Выбрать главу

Рыжов. Леночка?

Трубников. Вы, помнится, дружили с ней до войны?

Рыжов. Да. Теперь мне особенно жаль, что мы с вами не можем отложить опыт, если хотим, чтобы он закончился еще в этом году.

Трубников. Да, вы правы. Сегодня двадцать первое декабря…

Рыжов. А в десять утра тридцать первого я буду стоять здесь перед вами.

Трубников. А там и Новый год.

Рыжов. А там и Новый год. Ну…

Трубников. Погодите, мне все хочется еще что-то сказать вам. Ведь все-таки…

Рыжов. Не надо, Сергей Александрович! Мне всегда нравилось ваше спокойствие накануне любых опытов. А я ведь ваш ученик. Ну…

Трубников (протягивая ему руку). Вы правы. Помните, что я абсолютно спокоен за препарат. Иначе я это сделал бы сам.

Рыжов. Я тоже не буду волноваться ни минуты.

Трубников (улыбнувшись). Будете сдерживаться?

Рыжов. Нет, просто не буду волноваться. До свидания.

Трубников. До свидания, Григорий Иванович.

Провожает его до двери. Рыжов выходит. Трубников, взглянув на часы, садится за письменный стол и надевает очки. Стук в дверь.

Да.

Входит Федор Федорович Иванов. Мы его уже мельком видели в начале картины. Это среднего роста худощавый человек. У него очень коротко, под «бокс» подстриженные волосы, медного загара лицо и шея и быстрая, порывистая походка. На вид ему под пятьдесят. Поверх костюма он в расстегнутом медицинском халате.

Иванов. Я на пять минут. Неотложное дело.

Трубников. Я к вашим услугам, Федор Федорович. Но, простите Бога ради, за одно замечание…

Иванов. Халат?

Трубников. Да. Я третий год покорнейше прошу товарищей профессоров подавать всем пример и не ходить в этот корпус в халатах. Не превращайте мой кабинет в лабораторию.

Иванов. Хорошо. Я постараюсь посещать ваш кабинет возможно реже. Кстати, он мне не нравится.

Трубников. Вот как! Чем же?

Иванов. Слишком большой письменный прибор на столе и слишком много ваших фотографий на стенах.

Трубников. Хорошо. Завтра я добавлю несколько ваших. Не демонстрируйте своего дурного характера, я с ним знаком уже двадцать шесть лет. К делу!

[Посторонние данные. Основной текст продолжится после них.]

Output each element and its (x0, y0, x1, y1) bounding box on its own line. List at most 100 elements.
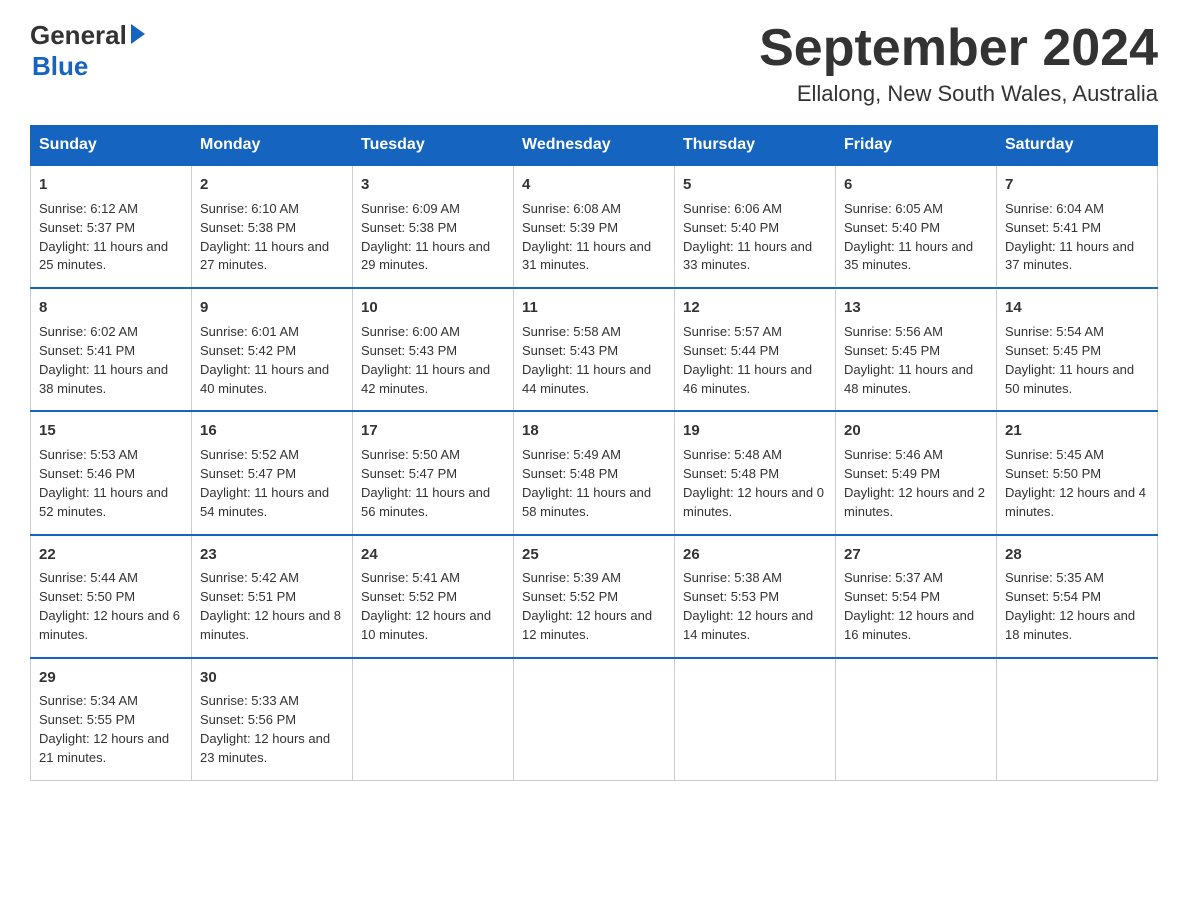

Иванов. Я вернулся известить вас о том, о чем не хотел говорить при всех. Вчера вечером после вашего ухода ко мне в отдел особо опасных инфекций явился профессор Окунев и, ссылаясь на ваше разрешение, просил показать ему методы изготовления препарата «С-Т».

Трубников. Ну?

Иванов. Я выставил его.

Трубников. То есть как выставили?

Иванов. То есть по форме — вежливо, а по существу — бесповоротно.

Трубников. С какой стати вы себе это позволили?

Иванов. А с какой стати это дутое медицинское светило лезет в секреты изготовления нашего препарата? Он нам не прямое начальство ни по ученой, ни по административной линии, а праздное любопытство я предпочитаю не поощрять.

Трубников. Вы не учли только одного: что он сослался на мое разрешение. Надеюсь, я имею право показать моему другу методы изготовления моего препарата?

Иванов. Между прочим, не «моего», а нашего, институтского.

Трубников. Между прочим, с тех пор как институт находится под моим руководством, я как-то никогда не отделял себя от него.

Иванов. Вернее, его от себя. Ох, как же вы любите, чтобы все к каждому слову прибавляли: «Под руководством Сергея Александровича»! И каждый опыт под вашим руководством, и каждую морскую свинку загубили под вашим руководством, и сидим, и дышим, и передвигаемся — все под вашим руководством! А вот у меня свои мозги, и они находятся под моим собственным руководством, и, раскинув ими, я не пустил к себе в лабораторию этого верхогляда.

Трубников. Сегодня пустите.

Иванов. Письменное приказание от вас!

Трубников. Хорошо. Получите. Что еще?

Иванов. Ничего, выполню. Но имейте в виду: одновременно сообщу об этом в партком как о ненужной и вредной вещи.

Трубников (улыбнувшись). Можете передать через меня.

Иванов. Ваша ирония неуместна. Вы в партии еще не так давно, а передо мной там тоже двери не закрыты.

Трубников. Я пошутил.

Иванов. А я нет…

Трубников (улыбнувшись). Вы прямо, как князь Святослав, который заранее объявлял хазарам: «Иду на вы».